Brown roughly 12 Tablespoons (1 1/2 sticks) of butter in a large pan over medium-high heat, stirring constantly with heat resistant spatula or wisk. You'll know its done when it starts to turn brown (there is an "ah-ha" moment) and it starts to smell nutty. Pour into heat safe bowl and add remaining 4 Tablespoons butter and allow to melt, stirring occasionally. Add both sugars and stir until blended (it will be VERY thick). Add vanilla and eggs and mix until incorporated. Let sit 3 minutes, stir for 30 seconds, and repeat two more times. (This allows the sugars to melt, making them even more yummy. You could skip all this and just cream butter and sugars with vanilla and eggs, but trust me, its worth the time.)
While the butter and sugar are getting to know one another, in another bowl mix together all of the dry ingredients except oatmeal and chocolate chips.

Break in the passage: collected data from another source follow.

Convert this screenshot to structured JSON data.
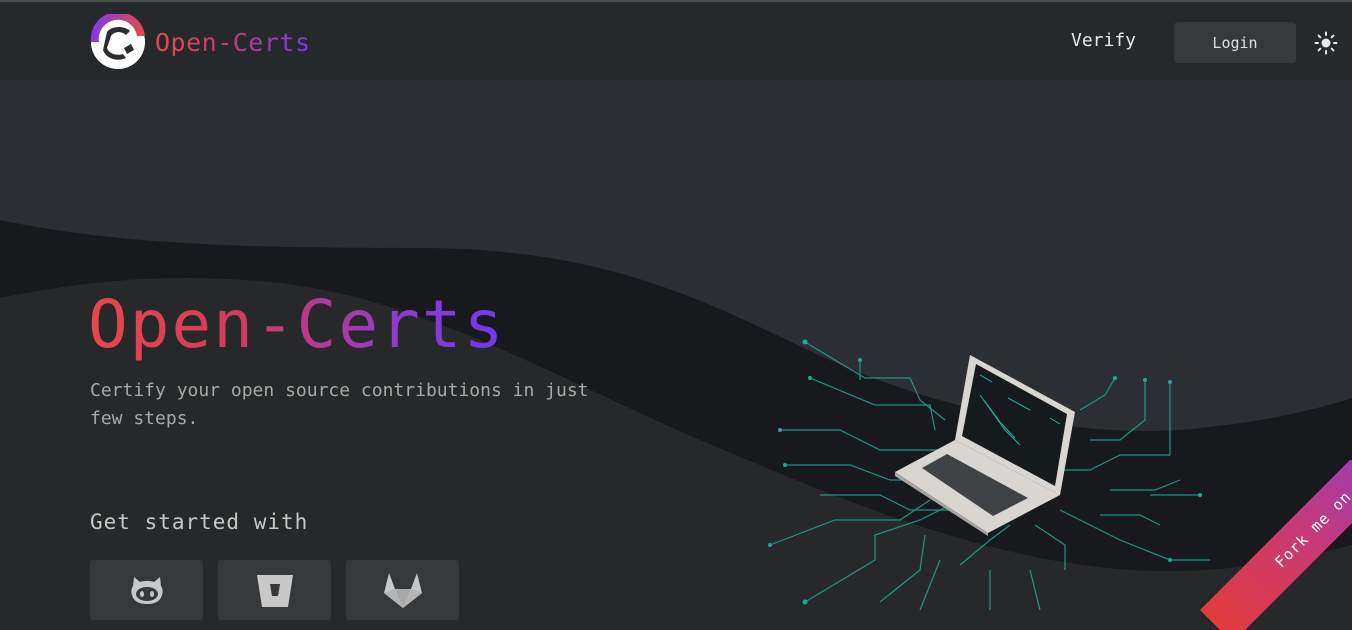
{
  "brand": {
    "name": "Open-Certs",
    "logo_icon": "open-certs-logo-icon"
  },
  "nav": {
    "verify_label": "Verify",
    "login_label": "Login",
    "theme_toggle_icon": "sun-icon"
  },
  "hero": {
    "title": "Open-Certs",
    "subtitle": "Certify your open source contributions in just few steps.",
    "get_started_label": "Get started with",
    "providers": [
      {
        "name": "GitHub",
        "icon": "github-icon"
      },
      {
        "name": "Bitbucket",
        "icon": "bitbucket-icon"
      },
      {
        "name": "GitLab",
        "icon": "gitlab-icon"
      }
    ],
    "illustration": "laptop-circuit-illustration"
  },
  "ribbon": {
    "label": "Fork me on",
    "icon": "github-icon"
  },
  "colors": {
    "background": "#26292b",
    "wave_dark": "#17191d",
    "accent_red": "#e44a4a",
    "accent_purple": "#7c3aed",
    "button_bg": "#35393c",
    "circuit": "#1fa89a"
  }
}
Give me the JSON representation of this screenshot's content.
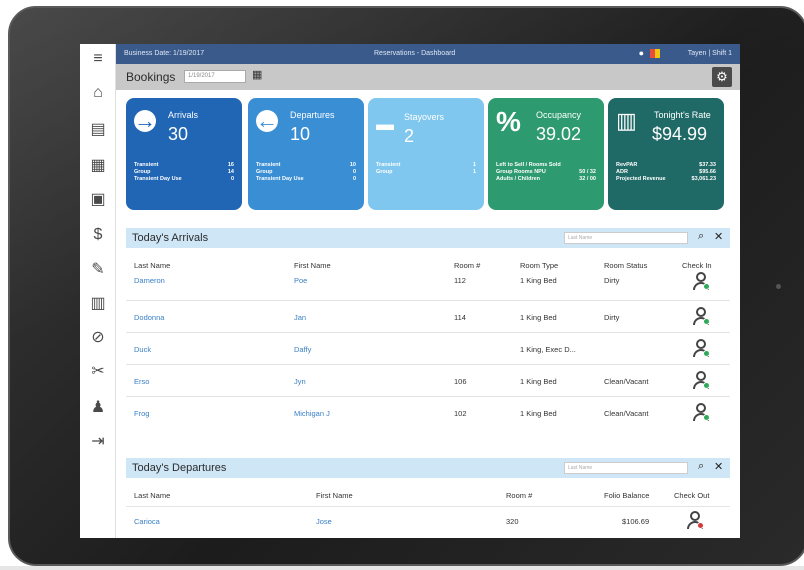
{
  "topbar": {
    "business_date": "Business Date: 1/19/2017",
    "title": "Reservations - Dashboard",
    "user": "Tayen | Shift 1"
  },
  "bookings": {
    "title": "Bookings",
    "date": "1/19/2017"
  },
  "nav": [
    {
      "icon": "hamburger-menu-icon",
      "glyph": "≡"
    },
    {
      "icon": "home-icon",
      "glyph": "⌂"
    },
    {
      "icon": "document-icon",
      "glyph": "▤"
    },
    {
      "icon": "building-icon",
      "glyph": "▦"
    },
    {
      "icon": "calendar-icon",
      "glyph": "▣"
    },
    {
      "icon": "money-icon",
      "glyph": "$"
    },
    {
      "icon": "broom-icon",
      "glyph": "✎"
    },
    {
      "icon": "clipboard-icon",
      "glyph": "▥"
    },
    {
      "icon": "ban-icon",
      "glyph": "⊘"
    },
    {
      "icon": "wrench-icon",
      "glyph": "✂"
    },
    {
      "icon": "users-icon",
      "glyph": "♟"
    },
    {
      "icon": "sign-out-icon",
      "glyph": "⇥"
    }
  ],
  "cards": {
    "arrivals": {
      "title": "Arrivals",
      "value": "30",
      "rows": [
        [
          "Transient",
          "16"
        ],
        [
          "Group",
          "14"
        ],
        [
          "Transient Day Use",
          "0"
        ]
      ]
    },
    "departures": {
      "title": "Departures",
      "value": "10",
      "rows": [
        [
          "Transient",
          "10"
        ],
        [
          "Group",
          "0"
        ],
        [
          "Transient Day Use",
          "0"
        ]
      ]
    },
    "stayovers": {
      "title": "Stayovers",
      "value": "2",
      "rows": [
        [
          "Transient",
          "1"
        ],
        [
          "Group",
          "1"
        ]
      ]
    },
    "occupancy": {
      "title": "Occupancy",
      "value": "39.02",
      "rows": [
        [
          "Left to Sell / Rooms Sold",
          ""
        ],
        [
          "Group Rooms NPU",
          "50 / 32"
        ],
        [
          "Adults / Children",
          "32 / 00"
        ]
      ]
    },
    "rate": {
      "title": "Tonight's Rate",
      "value": "$94.99",
      "rows": [
        [
          "RevPAR",
          "$37.33"
        ],
        [
          "ADR",
          "$95.66"
        ],
        [
          "Projected Revenue",
          "$3,061.23"
        ]
      ]
    }
  },
  "arrivals": {
    "title": "Today's Arrivals",
    "search_placeholder": "Last Name",
    "columns": [
      "Last Name",
      "First Name",
      "Room #",
      "Room Type",
      "Room Status",
      "Check In"
    ],
    "rows": [
      [
        "Dameron",
        "Poe",
        "112",
        "1 King Bed",
        "Dirty"
      ],
      [
        "Dodonna",
        "Jan",
        "114",
        "1 King Bed",
        "Dirty"
      ],
      [
        "Duck",
        "Daffy",
        "",
        "1 King, Exec D...",
        ""
      ],
      [
        "Erso",
        "Jyn",
        "106",
        "1 King Bed",
        "Clean/Vacant"
      ],
      [
        "Frog",
        "Michigan J",
        "102",
        "1 King Bed",
        "Clean/Vacant"
      ]
    ]
  },
  "departures": {
    "title": "Today's Departures",
    "search_placeholder": "Last Name",
    "columns": [
      "Last Name",
      "First Name",
      "Room #",
      "Folio Balance",
      "Check Out"
    ],
    "rows": [
      [
        "Carioca",
        "Jose",
        "320",
        "$106.69"
      ]
    ]
  }
}
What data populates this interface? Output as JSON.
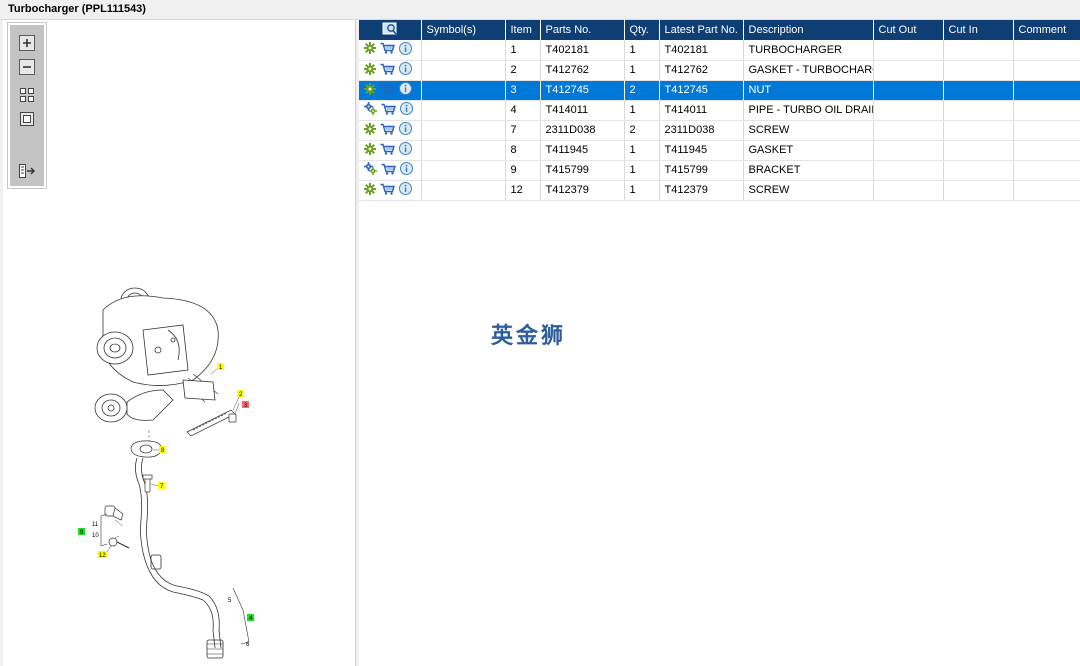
{
  "window": {
    "title": "Turbocharger (PPL111543)"
  },
  "toolbar": {
    "zoom_in": "zoom-in-icon",
    "zoom_out": "zoom-out-icon",
    "fit_all": "fit-all-icon",
    "fit_window": "fit-window-icon",
    "export": "export-icon"
  },
  "table": {
    "columns": [
      "",
      "Symbol(s)",
      "Item",
      "Parts No.",
      "Qty.",
      "Latest Part No.",
      "Description",
      "Cut Out",
      "Cut In",
      "Comment"
    ],
    "rows": [
      {
        "icon_set": "single-gear",
        "symbols": "",
        "item": "1",
        "part_no": "T402181",
        "qty": "1",
        "latest": "T402181",
        "description": "TURBOCHARGER",
        "cut_out": "",
        "cut_in": "",
        "comment": "",
        "selected": false
      },
      {
        "icon_set": "single-gear",
        "symbols": "",
        "item": "2",
        "part_no": "T412762",
        "qty": "1",
        "latest": "T412762",
        "description": "GASKET - TURBOCHARGER",
        "cut_out": "",
        "cut_in": "",
        "comment": "",
        "selected": false
      },
      {
        "icon_set": "single-gear",
        "symbols": "",
        "item": "3",
        "part_no": "T412745",
        "qty": "2",
        "latest": "T412745",
        "description": "NUT",
        "cut_out": "",
        "cut_in": "",
        "comment": "",
        "selected": true
      },
      {
        "icon_set": "double-gear",
        "symbols": "",
        "item": "4",
        "part_no": "T414011",
        "qty": "1",
        "latest": "T414011",
        "description": "PIPE - TURBO OIL DRAIN",
        "cut_out": "",
        "cut_in": "",
        "comment": "",
        "selected": false
      },
      {
        "icon_set": "single-gear",
        "symbols": "",
        "item": "7",
        "part_no": "2311D038",
        "qty": "2",
        "latest": "2311D038",
        "description": "SCREW",
        "cut_out": "",
        "cut_in": "",
        "comment": "",
        "selected": false
      },
      {
        "icon_set": "single-gear",
        "symbols": "",
        "item": "8",
        "part_no": "T411945",
        "qty": "1",
        "latest": "T411945",
        "description": "GASKET",
        "cut_out": "",
        "cut_in": "",
        "comment": "",
        "selected": false
      },
      {
        "icon_set": "double-gear",
        "symbols": "",
        "item": "9",
        "part_no": "T415799",
        "qty": "1",
        "latest": "T415799",
        "description": "BRACKET",
        "cut_out": "",
        "cut_in": "",
        "comment": "",
        "selected": false
      },
      {
        "icon_set": "single-gear",
        "symbols": "",
        "item": "12",
        "part_no": "T412379",
        "qty": "1",
        "latest": "T412379",
        "description": "SCREW",
        "cut_out": "",
        "cut_in": "",
        "comment": "",
        "selected": false
      }
    ]
  },
  "watermark": "英金狮",
  "diagram": {
    "callouts": [
      {
        "label": "1",
        "color": "#ffff00"
      },
      {
        "label": "2",
        "color": "#ffff00"
      },
      {
        "label": "3",
        "color": "#ff6b6b"
      },
      {
        "label": "8",
        "color": "#ffff00"
      },
      {
        "label": "7",
        "color": "#ffff00"
      },
      {
        "label": "9",
        "color": "#22dd22"
      },
      {
        "label": "11",
        "color": ""
      },
      {
        "label": "10",
        "color": ""
      },
      {
        "label": "12",
        "color": "#ffff00"
      },
      {
        "label": "5",
        "color": ""
      },
      {
        "label": "4",
        "color": "#22dd22"
      },
      {
        "label": "6",
        "color": ""
      }
    ]
  },
  "colors": {
    "header": "#0e3e74",
    "selected": "#0078d7",
    "gear": "#6aa121",
    "gear_blue": "#2a63b8",
    "cart": "#2a63b8",
    "info": "#3b82c4"
  }
}
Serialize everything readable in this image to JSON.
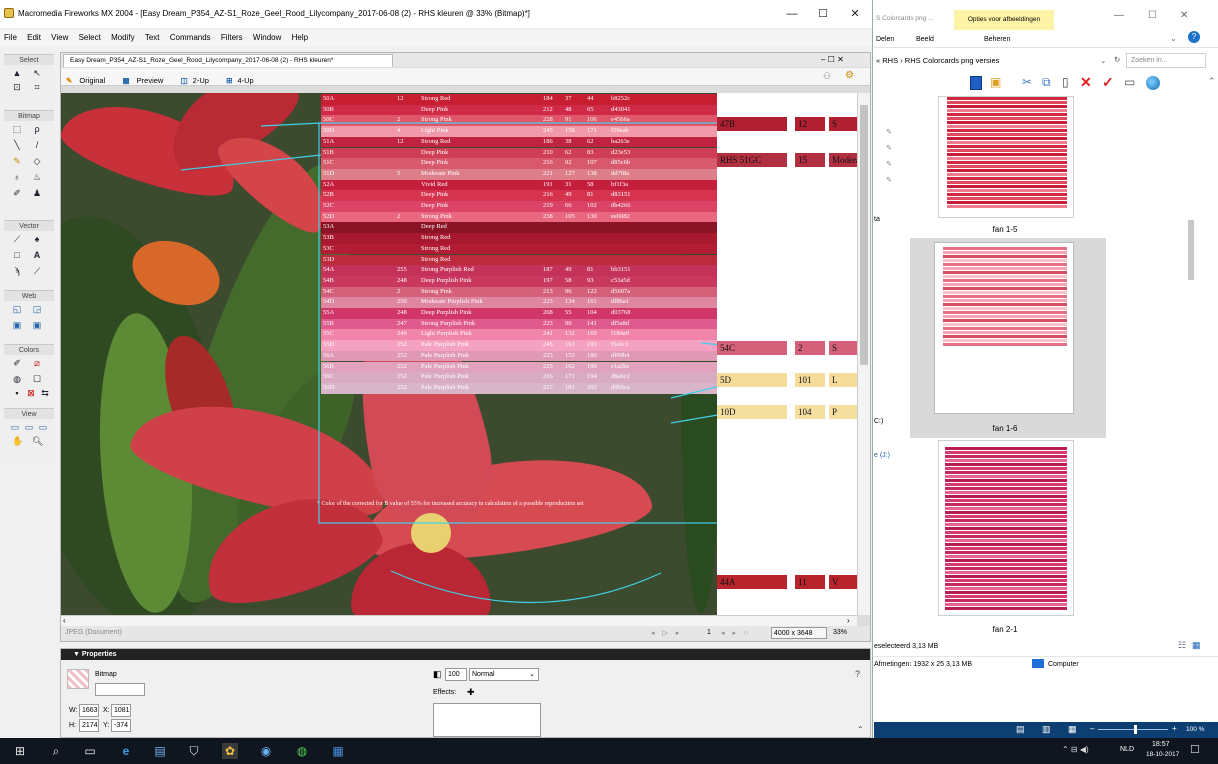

Once the butter and sugar have sufficiently mixed together, (3 sets of "3 min sitting and 30 seconds stirring"), mix in the flax seed mixture until incorporated. Then slowly blend the dry ingredients into the wet. Add the oatmeal and chocolate chips until just mixed. Scoop or drop onto an un-greased cookie sheet or stoneware (I use about 3 tablespoons of dough per cookie). Bake 8-12 min depending on size of cookie, until they're browning around the edges and looking mostly dry in the center. They also transfer to a cooling rack better if you let them firm up on the sheet out of the oven for about 2 min before moving them.